Comenzó por fin el lunes 9 a las 3 de la tarde en la Sala Ollin Yoliztli por un extraño conglomerado de artistas cubanos y mexicanos que igualmente interpretaron un por demás extraño, aunque grato repertorio. Organizado por las autoridades y alumnos del CETIS5 en complicidad con las autoridades de la Ollin aglutinó a la Orquesta Iberoamericana de Cámara dirigida por su fundadora Lizzi Ceniceros, con la que, en calidad de solista virtuoso actúo el propio maestro tocando la marimba, demostrando que este instrumento es digno alternante en cualquier sala de conciertos.

Además, la Orquesta Juvenil de Marimbas del CETIS5, integrada por cinco de ellas ejecutadas por alumnos que él formó, la vocalista cubana Yai L’amour y la cantante de ranchero Lucía Capón, a las que se agregaron la flautista, también cubana, Fabiola Acao, y los pianistas Daniel Herrera y el especializado en jazz Gabriel Hernández, y, por si lo anterior fuera poco, los bongoseros Keke Santana (también cantante de afro), Ivan Castillo y Sergio García.

Quién sabe por qué, al Concierto-Homenaje se le denominó Concierto navideño.

El repertorio, naturalmente, correspondió a toda la barroca amalgama anterior, y así tuvimos tres claros fragmentos, uno dedicado a la música clásica o casi, otro de música popular, y un tercero que de difícil denominación pero que igualmente gustó.

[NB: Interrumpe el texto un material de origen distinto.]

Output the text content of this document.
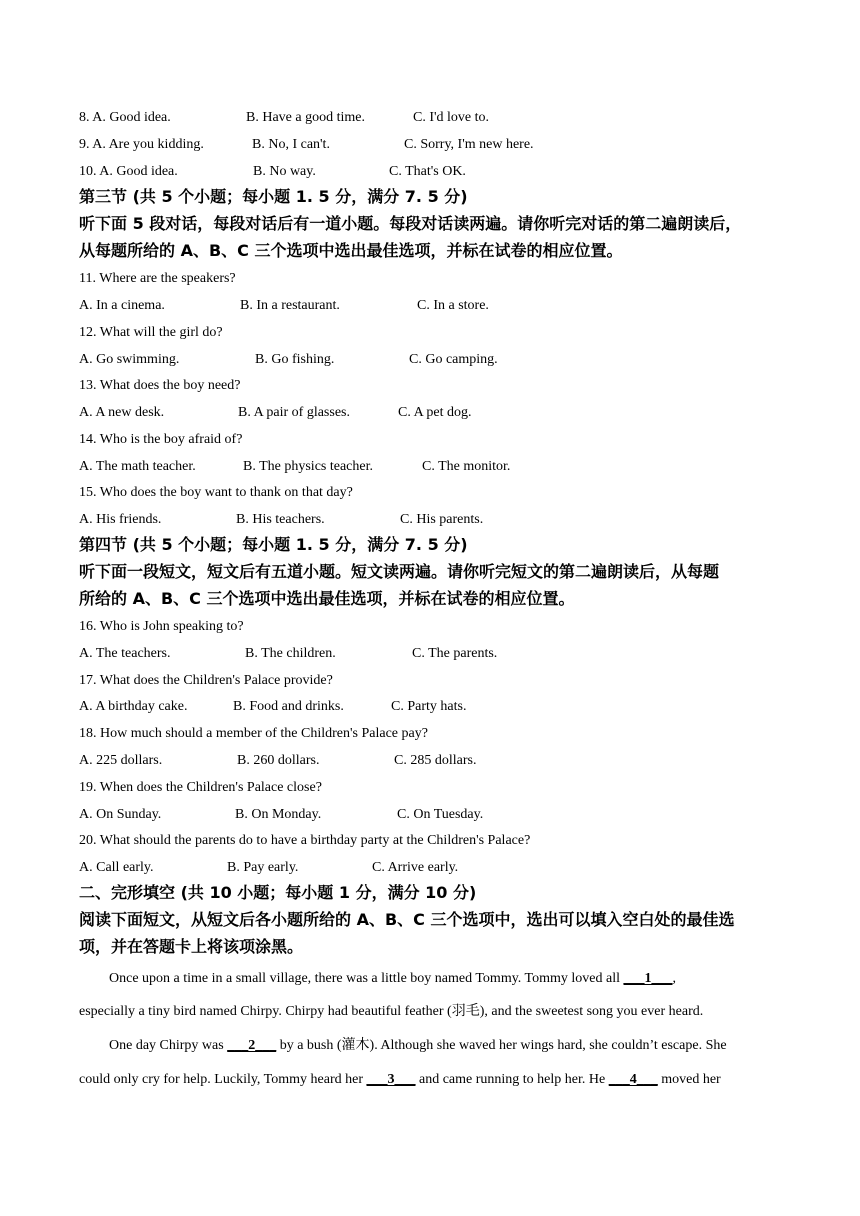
8. A. Good idea.	B. Have a good time.	C. I'd love to.
9. A. Are you kidding.	B. No, I can't.	C. Sorry, I'm new here.
10. A. Good idea.	B. No way.	C. That's OK.
第三节 (共 5 个小题；每小题 1. 5 分，满分 7. 5 分)
听下面 5 段对话，每段对话后有一道小题。每段对话读两遍。请你听完对话的第二遍朗读后，
从每题所给的 A、B、C 三个选项中选出最佳选项，并标在试卷的相应位置。
11. Where are the speakers?
A. In a cinema.	B. In a restaurant.	C. In a store.
12. What will the girl do?
A. Go swimming.	B. Go fishing.	C. Go camping.
13. What does the boy need?
A. A new desk.	B. A pair of glasses.	C. A pet dog.
14. Who is the boy afraid of?
A. The math teacher.	B. The physics teacher.	C. The monitor.
15. Who does the boy want to thank on that day?
A. His friends.	B. His teachers.	C. His parents.
第四节 (共 5 个小题；每小题 1. 5 分，满分 7. 5 分)
听下面一段短文，短文后有五道小题。短文读两遍。请你听完短文的第二遍朗读后，从每题
所给的 A、B、C 三个选项中选出最佳选项，并标在试卷的相应位置。
16. Who is John speaking to?
A. The teachers.	B. The children.	C. The parents.
17. What does the Children's Palace provide?
A. A birthday cake.	B. Food and drinks.	C. Party hats.
18. How much should a member of the Children's Palace pay?
A. 225 dollars.	B. 260 dollars.	C. 285 dollars.
19. When does the Children's Palace close?
A. On Sunday.	B. On Monday.	C. On Tuesday.
20. What should the parents do to have a birthday party at the Children's Palace?
A. Call early.	B. Pay early.	C. Arrive early.
二、完形填空 (共 10 小题；每小题 1 分，满分 10 分)
阅读下面短文，从短文后各小题所给的 A、B、C 三个选项中，选出可以填入空白处的最佳选
项，并在答题卡上将该项涂黑。
Once upon a time in a small village, there was a little boy named Tommy. Tommy loved all ___1___,
especially a tiny bird named Chirpy. Chirpy had beautiful feather (羽毛), and the sweetest song you ever heard.
One day Chirpy was ___2___ by a bush (灌木). Although she waved her wings hard, she couldn’t escape. She
could only cry for help. Luckily, Tommy heard her ___3___ and came running to help her. He ___4___ moved her
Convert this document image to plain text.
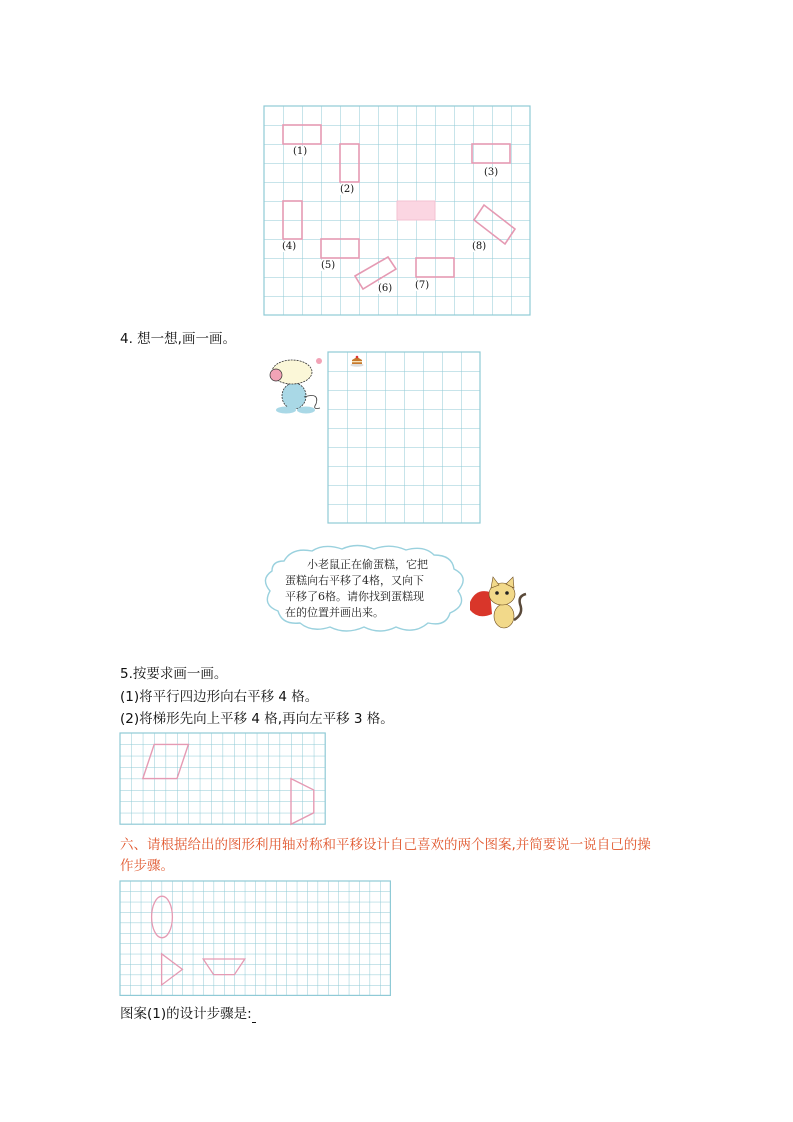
(1)
(2)
(3)
(4)
(5)
(6) (7)
(8)
4. 想一想,画一画。
小老鼠正在偷蛋糕，它把
蛋糕向右平移了4格，又向下
平移了6格。请你找到蛋糕现
在的位置并画出来。
5.按要求画一画。
(1)将平行四边形向右平移 4 格。
(2)将梯形先向上平移 4 格,再向左平移 3 格。
六、请根据给出的图形利用轴对称和平移设计自己喜欢的两个图案,并简要说一说自己的操
作步骤。
图案(1)的设计步骤是:
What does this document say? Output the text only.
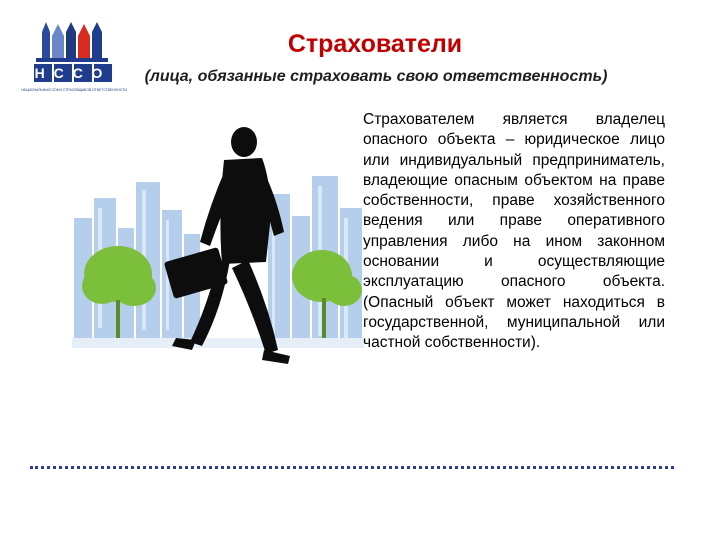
НССО
НАЦИОНАЛЬНЫЙ СОЮЗ СТРАХОВЩИКОВ ОТВЕТСТВЕННОСТИ
Страхователи
(лица, обязанные страховать свою ответственность)
Страхователем является владелец опасного объекта – юридическое лицо или индивидуальный предприниматель, владеющие опасным объектом на праве собственности, праве хозяйственного ведения или праве оперативного управления либо на ином законном основании и осуществляющие эксплуатацию опасного объекта. (Опасный объект может находиться в государственной, муниципальной или частной собственности).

Así, arrancó con Piazzola y su Adiós Nonino para ir después con Ernesto Lecuona y su Suite Andalucía, en donde el maese cubano se apropia, me parece, de temas de Albéniz y Granados para desembocar en la conocida obertura Guillermo Tell de Rossini. En esta parte la Orquesta Iberoamericana, las marimbas y los marimbistas jugaron papel central, teniendo como eje al virtuoso homenajeado.

Tras los ajustes escenográficos necesarios se disfrutó la voz de Keke Santana en una impactante oración cantada propia de la “santería” afrocubana, y para disminuir el impacto vino después la Serenata Huasteca y “Qué rico, mambo”.

Se disfrutó “Alfonsina y el mar”, y un popurrí al piano de Gabriel Hernández que tuvo un poco de caribeño y sudamericano. 

A petición del público, Moralitos llamó a todos quienes le acompañaron en su concierto de despedida de la carrera en el CETIS5, y juntos llevaron el alborozo al clímax al interpretar “El manicero”.

Abigarrado sí, navideño nada, pero diferente totalmente y por demás disfrutable.